Part of grieving should be remembering the lessons that were part of the life that was lived. Each of those people who told us about the impact of Mom and Dad’s ministry were, in some way, embracing the lessons again. To be honest, I am remembering some of the things Dad said that I didn’t quite take to heart the way I should have. And to be ultra-honest, I’m also remembering some of the ways Dad taught me in his less-than-righteous moments. Yes, he had those, too. I even learned some good lessons from his bad examples.
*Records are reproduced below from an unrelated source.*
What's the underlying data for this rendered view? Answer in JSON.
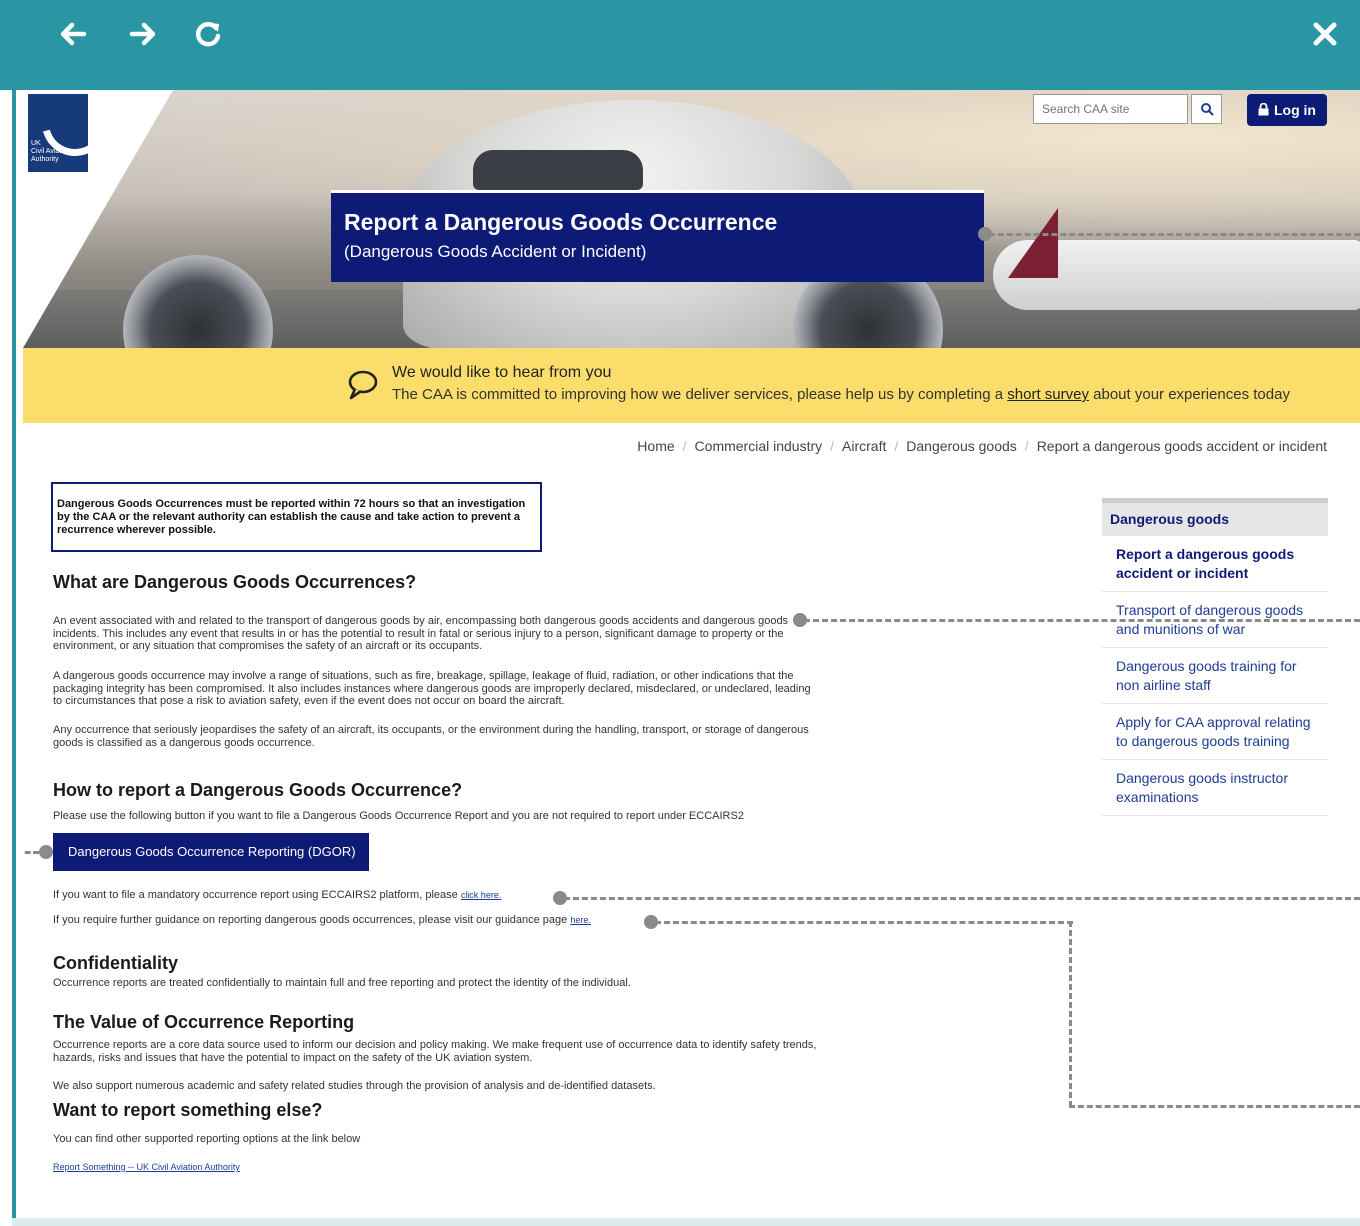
{
  "browser": {
    "back_icon": "arrow-left-icon",
    "forward_icon": "arrow-right-icon",
    "reload_icon": "reload-icon",
    "close_icon": "close-icon",
    "frame_color": "#2a96a3"
  },
  "header": {
    "logo_text": "UK\nCivil Aviation\nAuthority",
    "search_placeholder": "Search CAA site",
    "search_icon": "search-icon",
    "login_label": "Log in",
    "title": "Report a Dangerous Goods Occurrence",
    "subtitle": "(Dangerous Goods Accident or Incident)",
    "brand_color": "#0d1a76"
  },
  "survey_banner": {
    "heading": "We would like to hear from you",
    "text_before": "The CAA is committed to improving how we deliver services, please help us by completing a ",
    "link": "short survey",
    "text_after": " about your experiences today",
    "color": "#fbdd6c"
  },
  "breadcrumb": [
    "Home",
    "Commercial industry",
    "Aircraft",
    "Dangerous goods",
    "Report a dangerous goods accident or incident"
  ],
  "content": {
    "notice": "Dangerous Goods Occurrences must be reported within 72 hours so that an investigation by the CAA or the relevant authority can establish the cause and take action to prevent a recurrence wherever possible.",
    "what_heading": "What are Dangerous Goods Occurrences?",
    "what_p1": "An event associated with and related to the transport of dangerous goods by air, encompassing both dangerous goods accidents and dangerous goods incidents. This includes any event that results in or has the potential to result in fatal or serious injury to a person, significant damage to property or the environment, or any situation that compromises the safety of an aircraft or its occupants.",
    "what_p2": "A dangerous goods occurrence may involve a range of situations, such as fire, breakage, spillage, leakage of fluid, radiation, or other indications that the packaging integrity has been compromised. It also includes instances where dangerous goods are improperly declared, misdeclared, or undeclared, leading to circumstances that pose a risk to aviation safety, even if the event does not occur on board the aircraft.",
    "what_p3": "Any occurrence that seriously jeopardises the safety of an aircraft, its occupants, or the environment during the handling, transport, or storage of dangerous goods is classified as a dangerous goods occurrence.",
    "how_heading": "How to report a Dangerous Goods Occurrence?",
    "how_text": "Please use the following button if you want to file a Dangerous Goods Occurrence Report and you are not required to report under ECCAIRS2",
    "dgor_button": "Dangerous Goods Occurrence Reporting (DGOR)",
    "eccairs_text": "If you want to file a mandatory occurrence report using ECCAIRS2 platform, please ",
    "eccairs_link": "click here.",
    "guidance_text": "If you require further guidance on reporting dangerous goods occurrences, please visit our guidance page ",
    "guidance_link": "here.",
    "conf_heading": "Confidentiality",
    "conf_text": "Occurrence reports are treated confidentially to maintain full and free reporting and protect the identity of the individual.",
    "value_heading": "The Value of Occurrence Reporting",
    "value_p1": "Occurrence reports are a core data source used to inform our decision and policy making. We make frequent use of occurrence data to identify safety trends, hazards, risks and issues that have the potential to impact on the safety of the UK aviation system.",
    "value_p2": "We also support numerous academic and safety related studies through the provision of analysis and de-identified datasets.",
    "else_heading": "Want to report something else?",
    "else_text": "You can find other supported reporting options at the link below",
    "else_link": "Report Something -- UK Civil Aviation Authority"
  },
  "sidebar": {
    "heading": "Dangerous goods",
    "items": [
      {
        "label": "Report a dangerous goods accident or incident",
        "active": true
      },
      {
        "label": "Transport of dangerous goods and munitions of war",
        "active": false
      },
      {
        "label": "Dangerous goods training for non airline staff",
        "active": false
      },
      {
        "label": "Apply for CAA approval relating to dangerous goods training",
        "active": false
      },
      {
        "label": "Dangerous goods instructor examinations",
        "active": false
      }
    ]
  }
}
If you are grieving the loss of a relationship that was complicated by sin, perhaps abuse or addiction or neglect, then maybe the impersonal view from 34,000 feet is a good place for you to be for a while. Consider this life from a distance. Consider whether there are positive parts you want to keep with stronger memories, and whether the negative parts should be learned from, but then allowed to fade. Tell someone that cares about you about what you’ve decided. We learn from everyone all the time, whether their behavior is good or bad, but we get to decide what we emulate. As you remember the life that has ended, consider what your life should be.
For those of you who are grieving the loss of a relationship that was mostly positive, then there are many things you will want to remember well. Not from 34,000 feet but up close and personal. You’ll want details. Journaling (as I’m doing now!) is a good idea. The hard part is that you won’t remember everything you want to. I’m finding comfort in realizing that the most important parts of my memories of Dad have sort of become part of me. They may not be in my head, but they are in my heart. I am learning to trust God to bring to my mind all that I should remember. And in doing that, I am acknowledging relationship as more important than events. And that’s as it should be. That’s what God has demonstrated toward us since the beginning of time.
Of course, when I get together with my family, I’m sure our conversation will generate memories of all sorts. As my siblings and I share our memories, our relational bond will strengthen. And our sense of connection with our Dad will be solidified. We’ll remember what he did and what we did. The trouble we got into. The ways he got upset with us. The way he loved us anyway.
My encouragement to you—and to me—is to remember what should be remembered, write what should be written, and be thankful that God knows exactly what you’ve experienced and what you’re feeling right now.